O caso foi revelado pela mãe, Fabiane Cardoso, que é médica neurocirurgiã. Ana apresentava uma vida normal até janeiro de 2026, quando começou a sentir dores de cabeça frequentes. Inicialmente, os sintomas eram leves, mas com o tempo, as dores se tornaram mais intensas.
Preocupado com a saúde da filha, o pai decidiu levá-la para exames de imagem. Uma ressonância magnética revelou a presença de um glioma difuso da ponte, um tumor que se desenvolve na região do tronco cerebral, responsável por funções vitais do corpo. De acordo com especialistas, a localização do tumor impede a cirurgia e a doença é altamente agressiva.
““É um tumor que se espalha rapidamente e, até hoje, não existe um tratamento específico capaz de curá-lo”, relatou Fabiane.”

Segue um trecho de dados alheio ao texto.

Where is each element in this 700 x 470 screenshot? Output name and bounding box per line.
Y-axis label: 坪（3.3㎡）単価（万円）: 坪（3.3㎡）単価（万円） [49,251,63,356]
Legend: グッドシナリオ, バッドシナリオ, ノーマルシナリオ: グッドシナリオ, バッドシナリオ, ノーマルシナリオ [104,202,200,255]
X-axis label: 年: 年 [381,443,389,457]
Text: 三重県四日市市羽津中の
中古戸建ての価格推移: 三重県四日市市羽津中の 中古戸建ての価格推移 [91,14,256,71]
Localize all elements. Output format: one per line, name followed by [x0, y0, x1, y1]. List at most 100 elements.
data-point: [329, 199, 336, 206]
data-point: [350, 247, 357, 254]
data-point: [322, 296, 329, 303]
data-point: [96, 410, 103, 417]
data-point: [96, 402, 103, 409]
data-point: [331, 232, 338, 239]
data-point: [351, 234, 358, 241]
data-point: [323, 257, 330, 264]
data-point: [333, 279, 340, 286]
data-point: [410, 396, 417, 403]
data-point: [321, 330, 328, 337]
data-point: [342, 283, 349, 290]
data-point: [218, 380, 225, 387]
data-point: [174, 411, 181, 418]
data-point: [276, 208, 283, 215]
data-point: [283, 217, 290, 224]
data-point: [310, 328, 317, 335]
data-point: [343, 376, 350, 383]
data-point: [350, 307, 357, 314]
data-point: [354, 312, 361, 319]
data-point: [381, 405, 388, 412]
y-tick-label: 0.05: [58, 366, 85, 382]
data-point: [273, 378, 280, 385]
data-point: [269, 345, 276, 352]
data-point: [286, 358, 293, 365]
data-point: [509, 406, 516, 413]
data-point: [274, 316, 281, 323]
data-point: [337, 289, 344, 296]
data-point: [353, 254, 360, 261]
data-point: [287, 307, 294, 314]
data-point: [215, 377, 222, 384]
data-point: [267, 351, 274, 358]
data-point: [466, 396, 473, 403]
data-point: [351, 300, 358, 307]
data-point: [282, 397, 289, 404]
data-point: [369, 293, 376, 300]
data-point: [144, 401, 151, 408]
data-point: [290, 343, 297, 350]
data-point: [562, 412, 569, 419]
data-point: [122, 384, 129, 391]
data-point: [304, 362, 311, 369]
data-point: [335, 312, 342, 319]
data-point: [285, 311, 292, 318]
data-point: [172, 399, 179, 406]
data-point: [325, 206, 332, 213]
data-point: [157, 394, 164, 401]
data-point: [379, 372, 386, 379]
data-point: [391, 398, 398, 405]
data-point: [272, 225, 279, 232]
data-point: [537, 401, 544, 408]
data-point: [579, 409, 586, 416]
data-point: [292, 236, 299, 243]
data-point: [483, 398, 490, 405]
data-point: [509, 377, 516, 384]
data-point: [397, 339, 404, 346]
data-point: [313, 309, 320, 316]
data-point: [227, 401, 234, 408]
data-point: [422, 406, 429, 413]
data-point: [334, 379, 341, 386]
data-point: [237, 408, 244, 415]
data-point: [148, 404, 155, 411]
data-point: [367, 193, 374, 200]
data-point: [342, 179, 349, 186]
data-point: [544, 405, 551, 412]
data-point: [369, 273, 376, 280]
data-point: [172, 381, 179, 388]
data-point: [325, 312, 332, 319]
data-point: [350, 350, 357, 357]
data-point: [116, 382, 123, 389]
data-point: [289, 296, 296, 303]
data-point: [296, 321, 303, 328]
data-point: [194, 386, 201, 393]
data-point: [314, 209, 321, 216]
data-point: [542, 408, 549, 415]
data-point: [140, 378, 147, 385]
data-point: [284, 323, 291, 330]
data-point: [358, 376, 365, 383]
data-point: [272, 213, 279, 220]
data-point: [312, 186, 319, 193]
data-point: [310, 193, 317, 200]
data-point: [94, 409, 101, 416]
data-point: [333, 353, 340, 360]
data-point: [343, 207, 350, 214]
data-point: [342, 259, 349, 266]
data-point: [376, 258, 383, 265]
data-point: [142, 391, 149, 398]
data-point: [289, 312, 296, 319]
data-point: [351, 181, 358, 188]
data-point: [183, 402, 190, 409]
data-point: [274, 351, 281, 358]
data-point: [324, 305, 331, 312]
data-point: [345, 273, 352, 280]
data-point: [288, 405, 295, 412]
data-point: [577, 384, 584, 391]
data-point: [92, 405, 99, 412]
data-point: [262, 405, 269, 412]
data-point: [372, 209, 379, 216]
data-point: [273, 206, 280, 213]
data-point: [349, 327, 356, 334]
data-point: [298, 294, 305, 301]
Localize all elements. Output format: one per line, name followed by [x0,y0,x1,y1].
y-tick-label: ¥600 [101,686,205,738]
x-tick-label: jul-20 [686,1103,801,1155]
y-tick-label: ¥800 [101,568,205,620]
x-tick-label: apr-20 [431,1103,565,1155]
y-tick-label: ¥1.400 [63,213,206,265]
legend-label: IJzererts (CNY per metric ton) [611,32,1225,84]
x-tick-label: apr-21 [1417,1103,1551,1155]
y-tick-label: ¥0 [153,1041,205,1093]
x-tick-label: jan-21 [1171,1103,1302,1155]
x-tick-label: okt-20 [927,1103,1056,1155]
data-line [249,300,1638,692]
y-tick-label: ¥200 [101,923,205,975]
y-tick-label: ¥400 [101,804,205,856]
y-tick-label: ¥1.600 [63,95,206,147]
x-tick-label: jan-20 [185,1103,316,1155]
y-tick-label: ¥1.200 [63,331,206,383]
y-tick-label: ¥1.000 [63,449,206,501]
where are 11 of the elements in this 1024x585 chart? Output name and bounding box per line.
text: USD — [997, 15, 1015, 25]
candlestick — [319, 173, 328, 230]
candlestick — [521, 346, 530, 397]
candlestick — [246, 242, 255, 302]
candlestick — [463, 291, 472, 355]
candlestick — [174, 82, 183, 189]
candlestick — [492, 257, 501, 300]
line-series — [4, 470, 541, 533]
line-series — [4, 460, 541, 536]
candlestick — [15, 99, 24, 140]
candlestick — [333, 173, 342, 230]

A expectativa de vida para casos semelhantes é limitada, levando os pais a buscar alternativas além dos tratamentos convencionais. Durante suas pesquisas, a família descobriu estudos clínicos que utilizam terapias celulares experimentais, conhecidas como CAR-T, que estão sendo testadas em centros de pesquisa no exterior.
Fabiane contatou diversas instituições internacionais em busca de uma vaga para Ana. Após várias tentativas, um centro médico na Itália respondeu positivamente, informando que poderia receber a menina para avaliação e possível início do tratamento experimental.
A instituição enviou um documento detalhando as etapas do procedimento e os custos, que foram estimados em 226 mil euros, equivalente a mais de R$ 1,2 milhão. Antes da viagem, Ana deve passar por sessões de radioterapia em Santarém.
Desde o diagnóstico, a família tem buscado informações médicas e apoio para viabilizar a ida de Ana ao exterior. A história da menina tem gerado mobilização nas redes sociais, com pessoas de diversas regiões demonstrando apoio à família na busca por uma chance de tratamento.